Dormagen: Initiative "BAD" stemmt sich gegen Bäderabriss

Dormagen : Initiative "BAD" stemmt sich gegen Bäderabriss

Kerstin Born, die Vorsitzende der SSG Nievenheim-Delrath, hat mit mehreren Mitstreitern die Bürgerinitiative "Bäder Abriss Dormagen" (BAD) gegründet.
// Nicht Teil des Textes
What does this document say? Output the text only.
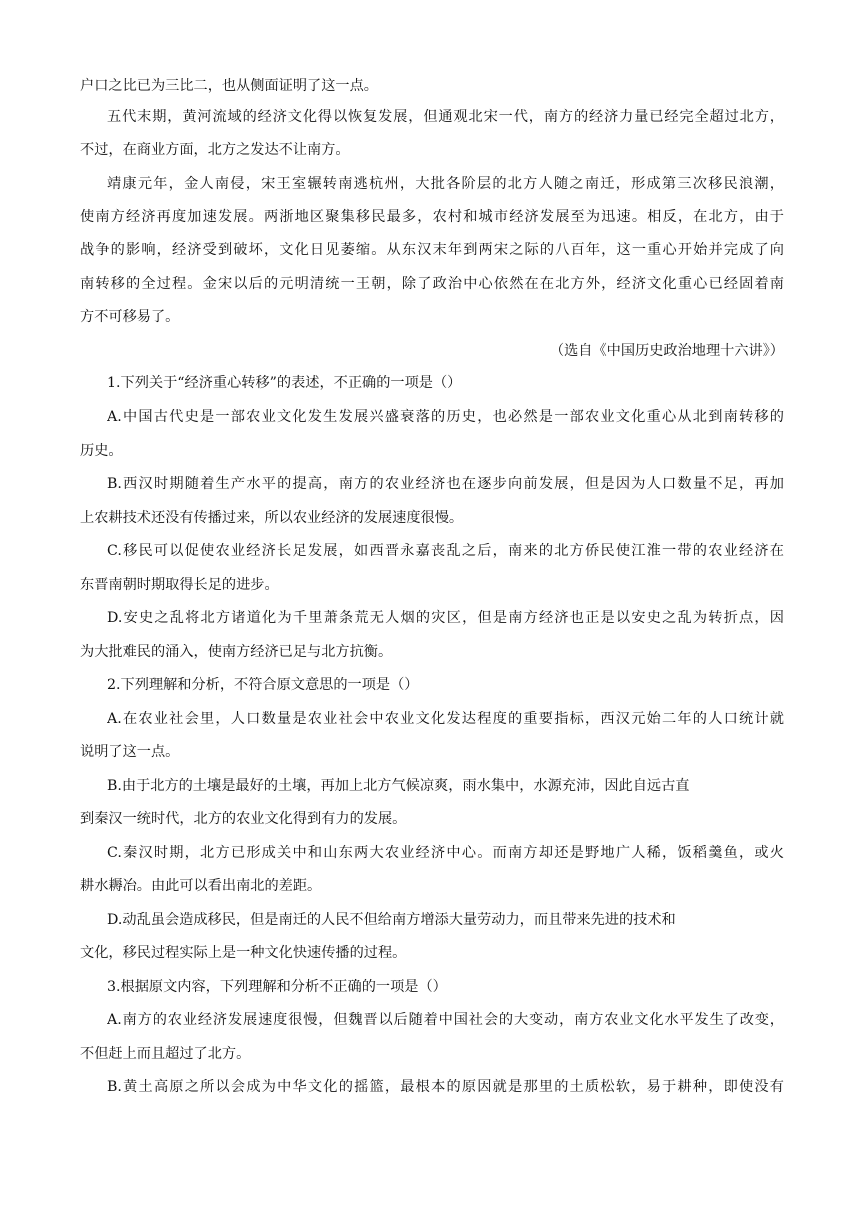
户口之比已为三比二，也从侧面证明了这一点。
五代末期，黄河流域的经济文化得以恢复发展，但通观北宋一代，南方的经济力量已经完全超过北方，
不过，在商业方面，北方之发达不让南方。
靖康元年，金人南侵，宋王室辗转南逃杭州，大批各阶层的北方人随之南迁，形成第三次移民浪潮，
使南方经济再度加速发展。两浙地区聚集移民最多，农村和城市经济发展至为迅速。相反，在北方，由于
战争的影响，经济受到破坏，文化日见萎缩。从东汉末年到两宋之际的八百年，这一重心开始并完成了向
南转移的全过程。金宋以后的元明清统一王朝，除了政治中心依然在在北方外，经济文化重心已经固着南
方不可移易了。
（选自《中国历史政治地理十六讲》）
1.下列关于“经济重心转移”的表述，不正确的一项是（）
A.中国古代史是一部农业文化发生发展兴盛衰落的历史，也必然是一部农业文化重心从北到南转移的
历史。
B.西汉时期随着生产水平的提高，南方的农业经济也在逐步向前发展，但是因为人口数量不足，再加
上农耕技术还没有传播过来，所以农业经济的发展速度很慢。
C.移民可以促使农业经济长足发展，如西晋永嘉丧乱之后，南来的北方侨民使江淮一带的农业经济在
东晋南朝时期取得长足的进步。
D.安史之乱将北方诸道化为千里萧条荒无人烟的灾区，但是南方经济也正是以安史之乱为转折点，因
为大批难民的涌入，使南方经济已足与北方抗衡。
2.下列理解和分析，不符合原文意思的一项是（）
A.在农业社会里，人口数量是农业社会中农业文化发达程度的重要指标，西汉元始二年的人口统计就
说明了这一点。
B.由于北方的土壤是最好的土壤，再加上北方气候凉爽，雨水集中，水源充沛，因此自远古直
到秦汉一统时代，北方的农业文化得到有力的发展。
C.秦汉时期，北方已形成关中和山东两大农业经济中心。而南方却还是野地广人稀，饭稻羹鱼，或火
耕水耨冶。由此可以看出南北的差距。
D.动乱虽会造成移民，但是南迁的人民不但给南方增添大量劳动力，而且带来先进的技术和
文化，移民过程实际上是一种文化快速传播的过程。
3.根据原文内容，下列理解和分析不正确的一项是（）
A.南方的农业经济发展速度很慢，但魏晋以后随着中国社会的大变动，南方农业文化水平发生了改变，
不但赶上而且超过了北方。
B.黄土高原之所以会成为中华文化的摇篮，最根本的原因就是那里的土质松软，易于耕种，即使没有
Die Initiative setzt sich für den Erhalt und die zeitnahe Reparatur der beiden Hallenbäder Nievenheim und Dormagen ein.

"Ein einziges Hallenbad kann nicht zwei Hallenbäder in dem gesamten Stadtgebiet von Dormagen ersetzen", meint Kerstin Born im Hinblick auf die Idee, ein ganz neues Schwimmbad zu bauen.

"Zu geringe Wasserfläche"

"Aufgrund der geringeren Wasserfläche und unter der Berücksichtigung einer zumutbaren Geräuschkulisse für die Nutzer würden noch weniger Zeiten für den öffentlichen Badebetrieb und das Schul- und Vereins-Schwimmen zur Verfügung stehen", glaubt Kerstin Born. Für sie lautet die Konsequenz: Immer weniger Kinder würde das Schwimmen erlernen.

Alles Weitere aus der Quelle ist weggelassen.